Leio na cama, mas os olhos fecham-se como antes não se fechavam. Há dias, abri Aquele Grande Rio Eufrates, do poeta Ruy Belo. Lia o sublime “Elogio da Amada”, e no verso “a amada é bem a infância que vem ter comigo” já eu dormia como um bebé.
Acordou-me o estrépito do helicóptero de The Deer Hunter, vinham Robert De Niro, Christopher Walken e John Savage agarrados ao estribo, o ameaçador rio lamacento em baixo. Eu continuava sentado na cama, Ruy Belo na mão. Levantei-me de um salto – ainda me levanto de um salto. Um helicóptero, três boinas verdes e um rio é muita fruta, mesmo para a minha cama gigante.
Não devia ter sido essa a imagem de The Deer Hunter a acordar-me. Jantara com amigos do peito. Um deles é comunista, e para desenjoar da paradisíaca Coreia do Norte em que, enervados, sempre nos atulhamos, lembrámo-nos de contar o mais genuíno momento de surpresa e êxtase das nossas vidas.
Desenrolámos paisagens: houve uma estrelada noite no deserto, um vermelho crepúsculo africano e até a lírica brancura do Pólo Norte. Eu, como aqueles amigos sabem, não tenho vida. O que evoco vem de filmes ou livros. Ora, há duas caçadas de The Deer Hunter que são cenas da minha vida. Admiro-lhes a filosofia do “One shot! Two shots is pussy” (traduzo, não traduzo? Olha, não traduzo). São cenas simétricas: na primeira De Niro, um só tiro, mata o veado; na segunda renuncia ao seu “one shot” e funde-se com a Natureza.
Em 74, ainda De Niro não sonhava com veados, acabava eu a recruta, no Huambo. Acampámos no mato três dias. Numa manhã, fomos em patrulha pelo trilho da mata e progredimos para uma imensa clareira de verdíssimo capim, que nos batia pela cintura. Estávamos ao colo da primeira, mais bela hora da manhã. Na clareira, os nossos olhos deram com os olhos do veado de De Niro. Era um antílope imponente, um digno e alto par de cornos a rasgar a linha de horizonte. Na doçura daquela luz, a sua fronte era humaníssima, era a fronte de Deus.
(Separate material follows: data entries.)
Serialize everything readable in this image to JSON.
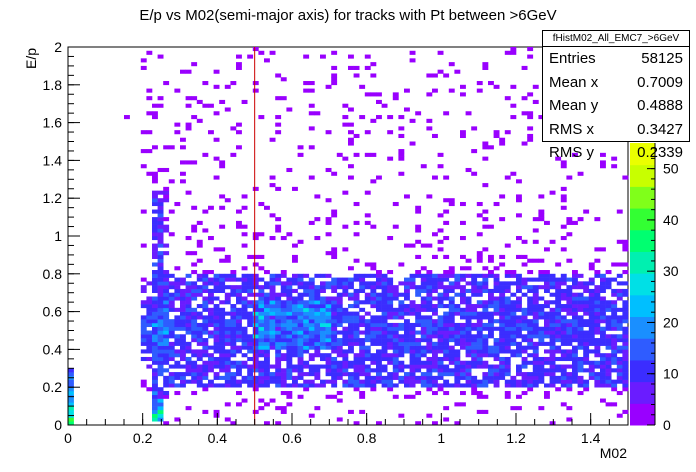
{
  "chart_data": {
    "type": "heatmap",
    "title": "E/p vs M02(semi-major axis) for tracks with Pt between >6GeV",
    "xlabel": "M02",
    "ylabel": "E/p",
    "xlim": [
      0,
      1.5
    ],
    "ylim": [
      0,
      2
    ],
    "x_ticks": [
      "0",
      "0.2",
      "0.4",
      "0.6",
      "0.8",
      "1",
      "1.2",
      "1.4"
    ],
    "y_ticks": [
      "0",
      "0.2",
      "0.4",
      "0.6",
      "0.8",
      "1",
      "1.2",
      "1.4",
      "1.6",
      "1.8",
      "2"
    ],
    "z_range": [
      0,
      55
    ],
    "z_ticks": [
      "0",
      "10",
      "20",
      "30",
      "40",
      "50"
    ],
    "marker_line_x": 0.5,
    "density_regions": [
      {
        "x_range": [
          0.0,
          0.02
        ],
        "y_range": [
          0.0,
          0.3
        ],
        "level": "high"
      },
      {
        "x_range": [
          0.22,
          0.26
        ],
        "y_range": [
          0.02,
          0.2
        ],
        "level": "high"
      },
      {
        "x_range": [
          0.22,
          0.26
        ],
        "y_range": [
          0.2,
          1.2
        ],
        "level": "medium"
      },
      {
        "x_range": [
          0.26,
          1.5
        ],
        "y_range": [
          0.2,
          0.8
        ],
        "level": "medium"
      },
      {
        "x_range": [
          0.5,
          0.7
        ],
        "y_range": [
          0.4,
          0.65
        ],
        "level": "peak"
      }
    ],
    "colors": {
      "palette": [
        "#9900ff",
        "#6a1cff",
        "#3b2dff",
        "#2f5cff",
        "#1a8fff",
        "#00bfff",
        "#00e0e6",
        "#00f0b0",
        "#00ff70",
        "#33ff33",
        "#80ff1a",
        "#c8ff00",
        "#eaff00"
      ],
      "marker_line": "#cc0000"
    }
  },
  "stats_box": {
    "name": "fHistM02_All_EMC7_>6GeV",
    "rows": [
      {
        "label": "Entries",
        "value": "58125"
      },
      {
        "label": "Mean x",
        "value": "0.7009"
      },
      {
        "label": "Mean y",
        "value": "0.4888"
      },
      {
        "label": "RMS x",
        "value": "0.3427"
      },
      {
        "label": "RMS y",
        "value": "0.2339"
      }
    ]
  }
}
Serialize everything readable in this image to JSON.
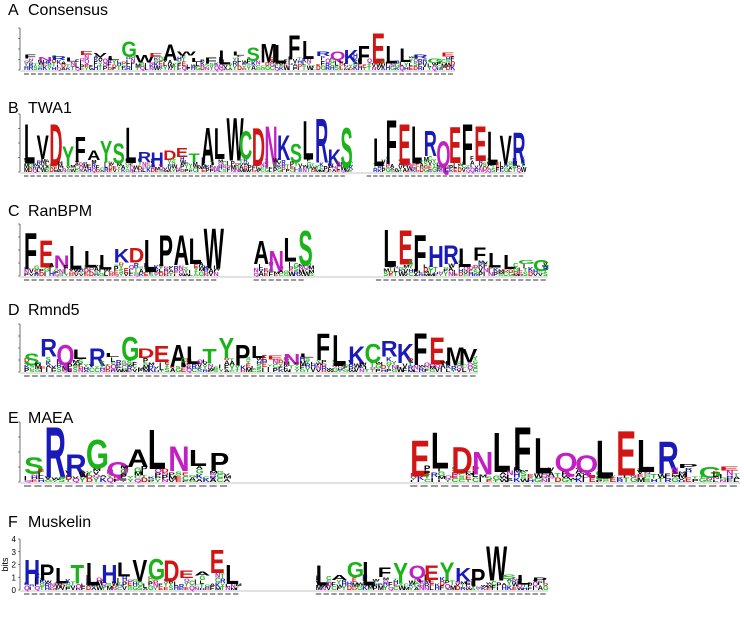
{
  "colors": {
    "hydrophobic": "#000000",
    "polar": "#18b418",
    "basic": "#1a1ab8",
    "acidic": "#d11414",
    "amide": "#c41fc4",
    "other": "#777777"
  },
  "panels": [
    {
      "letter": "A",
      "name": "Consensus",
      "tall": [
        {
          "c": "F",
          "h": 0.25
        },
        {
          "c": "N",
          "h": 0.3
        },
        {
          "c": "R",
          "h": 0.28
        },
        {
          "c": "L",
          "h": 0.25
        },
        {
          "c": "E",
          "h": 0.3
        },
        {
          "c": "V",
          "h": 0.32
        },
        {
          "c": "L",
          "h": 0.3
        },
        {
          "c": "G",
          "h": 0.68
        },
        {
          "c": "W",
          "h": 0.36
        },
        {
          "c": "E",
          "h": 0.4
        },
        {
          "c": "A",
          "h": 0.62
        },
        {
          "c": "W",
          "h": 0.28
        },
        {
          "c": "L",
          "h": 0.28
        },
        {
          "c": "F",
          "h": 0.3
        },
        {
          "c": "L",
          "h": 0.48
        },
        {
          "c": "L",
          "h": 0.4
        },
        {
          "c": "S",
          "h": 0.55
        },
        {
          "c": "M",
          "h": 0.65
        },
        {
          "c": "L",
          "h": 0.62
        },
        {
          "c": "F",
          "h": 0.85
        },
        {
          "c": "L",
          "h": 0.7
        },
        {
          "c": "R",
          "h": 0.45
        },
        {
          "c": "Q",
          "h": 0.45
        },
        {
          "c": "K",
          "h": 0.5
        },
        {
          "c": "F",
          "h": 0.58
        },
        {
          "c": "E",
          "h": 0.9
        },
        {
          "c": "L",
          "h": 0.58
        },
        {
          "c": "L",
          "h": 0.52
        },
        {
          "c": "R",
          "h": 0.3
        },
        {
          "c": "G",
          "h": 0.28
        },
        {
          "c": "E",
          "h": 0.35
        }
      ]
    },
    {
      "letter": "B",
      "name": "TWA1",
      "tall": [
        {
          "c": "L",
          "h": 0.85
        },
        {
          "c": "V",
          "h": 0.65
        },
        {
          "c": "D",
          "h": 0.85
        },
        {
          "c": "Y",
          "h": 0.45
        },
        {
          "c": "F",
          "h": 0.62
        },
        {
          "c": "A",
          "h": 0.38
        },
        {
          "c": "Y",
          "h": 0.55
        },
        {
          "c": "S",
          "h": 0.5
        },
        {
          "c": "L",
          "h": 0.78
        },
        {
          "c": "R",
          "h": 0.35
        },
        {
          "c": "H",
          "h": 0.35
        },
        {
          "c": "D",
          "h": 0.38
        },
        {
          "c": "E",
          "h": 0.42
        },
        {
          "c": "T",
          "h": 0.32
        },
        {
          "c": "A",
          "h": 0.78
        },
        {
          "c": "L",
          "h": 0.78
        },
        {
          "c": "W",
          "h": 0.95
        },
        {
          "c": "C",
          "h": 0.72
        },
        {
          "c": "D",
          "h": 0.78
        },
        {
          "c": "N",
          "h": 0.82
        },
        {
          "c": "K",
          "h": 0.65
        },
        {
          "c": "S",
          "h": 0.5
        },
        {
          "c": "L",
          "h": 0.9
        },
        {
          "c": "R",
          "h": 0.95
        },
        {
          "c": "K",
          "h": 0.4
        },
        {
          "c": "S",
          "h": 0.78
        },
        {
          "c": "L",
          "h": 0.6
        },
        {
          "c": "F",
          "h": 0.92
        },
        {
          "c": "E",
          "h": 0.85
        },
        {
          "c": "L",
          "h": 0.82
        },
        {
          "c": "R",
          "h": 0.72
        },
        {
          "c": "Q",
          "h": 0.55
        },
        {
          "c": "E",
          "h": 0.8
        },
        {
          "c": "F",
          "h": 0.85
        },
        {
          "c": "E",
          "h": 0.82
        },
        {
          "c": "L",
          "h": 0.72
        },
        {
          "c": "V",
          "h": 0.65
        },
        {
          "c": "R",
          "h": 0.7
        }
      ]
    },
    {
      "letter": "C",
      "name": "RanBPM",
      "tall": [
        {
          "c": "F",
          "h": 0.85
        },
        {
          "c": "E",
          "h": 0.7
        },
        {
          "c": "N",
          "h": 0.4
        },
        {
          "c": "L",
          "h": 0.6
        },
        {
          "c": "L",
          "h": 0.5
        },
        {
          "c": "L",
          "h": 0.42
        },
        {
          "c": "K",
          "h": 0.52
        },
        {
          "c": "D",
          "h": 0.55
        },
        {
          "c": "L",
          "h": 0.72
        },
        {
          "c": "P",
          "h": 0.8
        },
        {
          "c": "A",
          "h": 0.8
        },
        {
          "c": "L",
          "h": 0.75
        },
        {
          "c": "W",
          "h": 0.95
        },
        {
          "c": "A",
          "h": 0.7
        },
        {
          "c": "N",
          "h": 0.5
        },
        {
          "c": "L",
          "h": 0.75
        },
        {
          "c": "S",
          "h": 0.9
        },
        {
          "c": "L",
          "h": 0.92
        },
        {
          "c": "E",
          "h": 0.9
        },
        {
          "c": "F",
          "h": 0.82
        },
        {
          "c": "H",
          "h": 0.6
        },
        {
          "c": "R",
          "h": 0.6
        },
        {
          "c": "L",
          "h": 0.55
        },
        {
          "c": "F",
          "h": 0.55
        },
        {
          "c": "L",
          "h": 0.45
        },
        {
          "c": "L",
          "h": 0.42
        },
        {
          "c": "G",
          "h": 0.3
        },
        {
          "c": "G",
          "h": 0.32
        }
      ]
    },
    {
      "letter": "D",
      "name": "Rmnd5",
      "tall": [
        {
          "c": "S",
          "h": 0.4
        },
        {
          "c": "R",
          "h": 0.7
        },
        {
          "c": "Q",
          "h": 0.58
        },
        {
          "c": "L",
          "h": 0.48
        },
        {
          "c": "R",
          "h": 0.5
        },
        {
          "c": "L",
          "h": 0.35
        },
        {
          "c": "G",
          "h": 0.75
        },
        {
          "c": "D",
          "h": 0.5
        },
        {
          "c": "E",
          "h": 0.55
        },
        {
          "c": "A",
          "h": 0.58
        },
        {
          "c": "L",
          "h": 0.55
        },
        {
          "c": "T",
          "h": 0.5
        },
        {
          "c": "Y",
          "h": 0.72
        },
        {
          "c": "P",
          "h": 0.58
        },
        {
          "c": "L",
          "h": 0.55
        },
        {
          "c": "E",
          "h": 0.3
        },
        {
          "c": "N",
          "h": 0.38
        },
        {
          "c": "L",
          "h": 0.35
        },
        {
          "c": "F",
          "h": 0.82
        },
        {
          "c": "L",
          "h": 0.8
        },
        {
          "c": "K",
          "h": 0.55
        },
        {
          "c": "C",
          "h": 0.6
        },
        {
          "c": "R",
          "h": 0.65
        },
        {
          "c": "K",
          "h": 0.6
        },
        {
          "c": "F",
          "h": 0.82
        },
        {
          "c": "E",
          "h": 0.75
        },
        {
          "c": "M",
          "h": 0.52
        },
        {
          "c": "V",
          "h": 0.48
        }
      ]
    },
    {
      "letter": "E",
      "name": "MAEA",
      "tall": [
        {
          "c": "S",
          "h": 0.42
        },
        {
          "c": "R",
          "h": 0.95
        },
        {
          "c": "R",
          "h": 0.48
        },
        {
          "c": "G",
          "h": 0.72
        },
        {
          "c": "Q",
          "h": 0.35
        },
        {
          "c": "A",
          "h": 0.55
        },
        {
          "c": "L",
          "h": 0.9
        },
        {
          "c": "N",
          "h": 0.6
        },
        {
          "c": "L",
          "h": 0.55
        },
        {
          "c": "P",
          "h": 0.5
        },
        {
          "c": "E",
          "h": 0.72
        },
        {
          "c": "L",
          "h": 0.85
        },
        {
          "c": "D",
          "h": 0.6
        },
        {
          "c": "N",
          "h": 0.52
        },
        {
          "c": "L",
          "h": 0.85
        },
        {
          "c": "F",
          "h": 0.95
        },
        {
          "c": "L",
          "h": 0.75
        },
        {
          "c": "Q",
          "h": 0.5
        },
        {
          "c": "Q",
          "h": 0.45
        },
        {
          "c": "L",
          "h": 0.72
        },
        {
          "c": "E",
          "h": 0.88
        },
        {
          "c": "L",
          "h": 0.72
        },
        {
          "c": "R",
          "h": 0.7
        },
        {
          "c": "P",
          "h": 0.2
        },
        {
          "c": "G",
          "h": 0.25
        },
        {
          "c": "E",
          "h": 0.25
        }
      ]
    },
    {
      "letter": "F",
      "name": "Muskelin",
      "ylabel": "bits",
      "ticks": [
        "0",
        "1",
        "2",
        "3",
        "4"
      ],
      "tall": [
        {
          "c": "H",
          "h": 0.6
        },
        {
          "c": "P",
          "h": 0.52
        },
        {
          "c": "L",
          "h": 0.45
        },
        {
          "c": "T",
          "h": 0.5
        },
        {
          "c": "L",
          "h": 0.55
        },
        {
          "c": "H",
          "h": 0.5
        },
        {
          "c": "L",
          "h": 0.55
        },
        {
          "c": "V",
          "h": 0.62
        },
        {
          "c": "G",
          "h": 0.62
        },
        {
          "c": "D",
          "h": 0.6
        },
        {
          "c": "E",
          "h": 0.38
        },
        {
          "c": "A",
          "h": 0.32
        },
        {
          "c": "E",
          "h": 0.8
        },
        {
          "c": "L",
          "h": 0.5
        },
        {
          "c": "L",
          "h": 0.5
        },
        {
          "c": "A",
          "h": 0.3
        },
        {
          "c": "G",
          "h": 0.55
        },
        {
          "c": "L",
          "h": 0.58
        },
        {
          "c": "F",
          "h": 0.45
        },
        {
          "c": "Y",
          "h": 0.55
        },
        {
          "c": "Q",
          "h": 0.48
        },
        {
          "c": "E",
          "h": 0.5
        },
        {
          "c": "Y",
          "h": 0.55
        },
        {
          "c": "K",
          "h": 0.45
        },
        {
          "c": "P",
          "h": 0.42
        },
        {
          "c": "W",
          "h": 0.88
        },
        {
          "c": "S",
          "h": 0.3
        },
        {
          "c": "L",
          "h": 0.3
        },
        {
          "c": "P",
          "h": 0.22
        }
      ]
    }
  ]
}
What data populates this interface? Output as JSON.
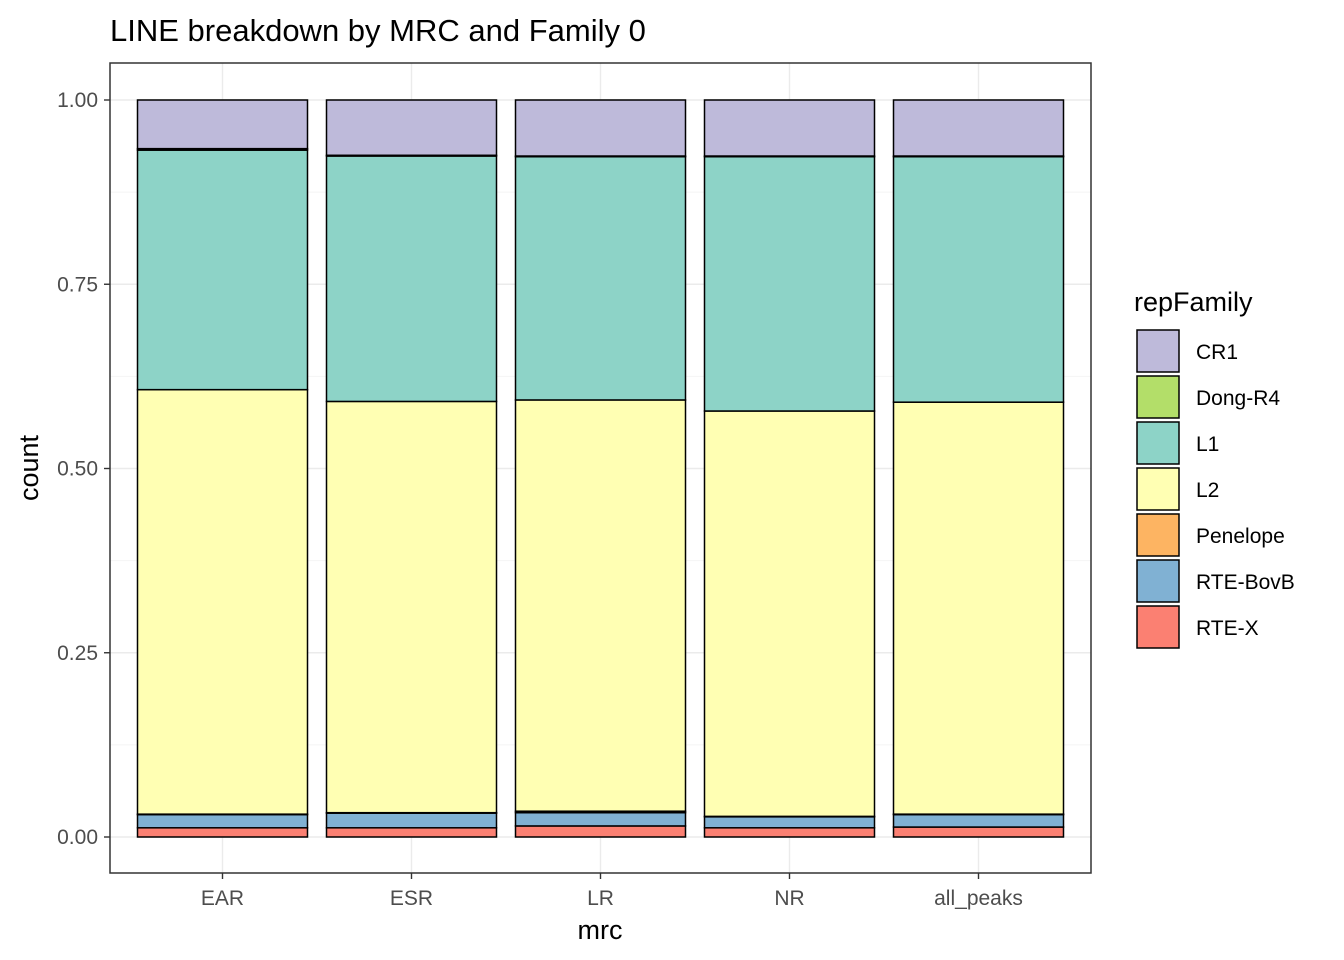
{
  "chart_data": {
    "type": "bar",
    "stacked": true,
    "title": "LINE breakdown by MRC and Family 0",
    "xlabel": "mrc",
    "ylabel": "count",
    "ylim": [
      0,
      1
    ],
    "yticks": [
      "0.00",
      "0.25",
      "0.50",
      "0.75",
      "1.00"
    ],
    "categories": [
      "EAR",
      "ESR",
      "LR",
      "NR",
      "all_peaks"
    ],
    "grid": true,
    "legend_position": "right",
    "legend_title": "repFamily",
    "series": [
      {
        "name": "CR1",
        "color": "#BEBADA",
        "values": [
          0.066,
          0.075,
          0.076,
          0.076,
          0.076
        ]
      },
      {
        "name": "Dong-R4",
        "color": "#B3DE69",
        "values": [
          0.002,
          0.001,
          0.001,
          0.001,
          0.001
        ]
      },
      {
        "name": "L1",
        "color": "#8DD3C7",
        "values": [
          0.325,
          0.333,
          0.33,
          0.345,
          0.333
        ]
      },
      {
        "name": "L2",
        "color": "#FFFFB3",
        "values": [
          0.576,
          0.558,
          0.558,
          0.55,
          0.559
        ]
      },
      {
        "name": "Penelope",
        "color": "#FDB462",
        "values": [
          0.0005,
          0.0005,
          0.002,
          0.0005,
          0.0005
        ]
      },
      {
        "name": "RTE-BovB",
        "color": "#80B1D3",
        "values": [
          0.018,
          0.02,
          0.018,
          0.015,
          0.017
        ]
      },
      {
        "name": "RTE-X",
        "color": "#FB8072",
        "values": [
          0.0125,
          0.0125,
          0.015,
          0.0125,
          0.0135
        ]
      }
    ]
  }
}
Sem temor, Deus olhou-nos, virou-se, bateu os cascos e foi-se. As G 3 tremiam nas nossas mãos de soldados de 20 anos.
Sei que essa visão mística me foi dada apenas para, anos depois, ao ver The Deer Hunter, poder saborear o gosto da redenção de De Niro, a renúncia à filosofia de um só tiro. Diga-se: as nossas G 3 de recrutas não tinham balas. O majestoso par de cornos de Deus nunca esteve em perigo.
Este artigo foi originalmente publicado no semanário português O Expresso.
Manuel S. Fonseca escreve de acordo com a antiga ortografia.
The Deer Hunter no Brasil é O Franco-Atirador.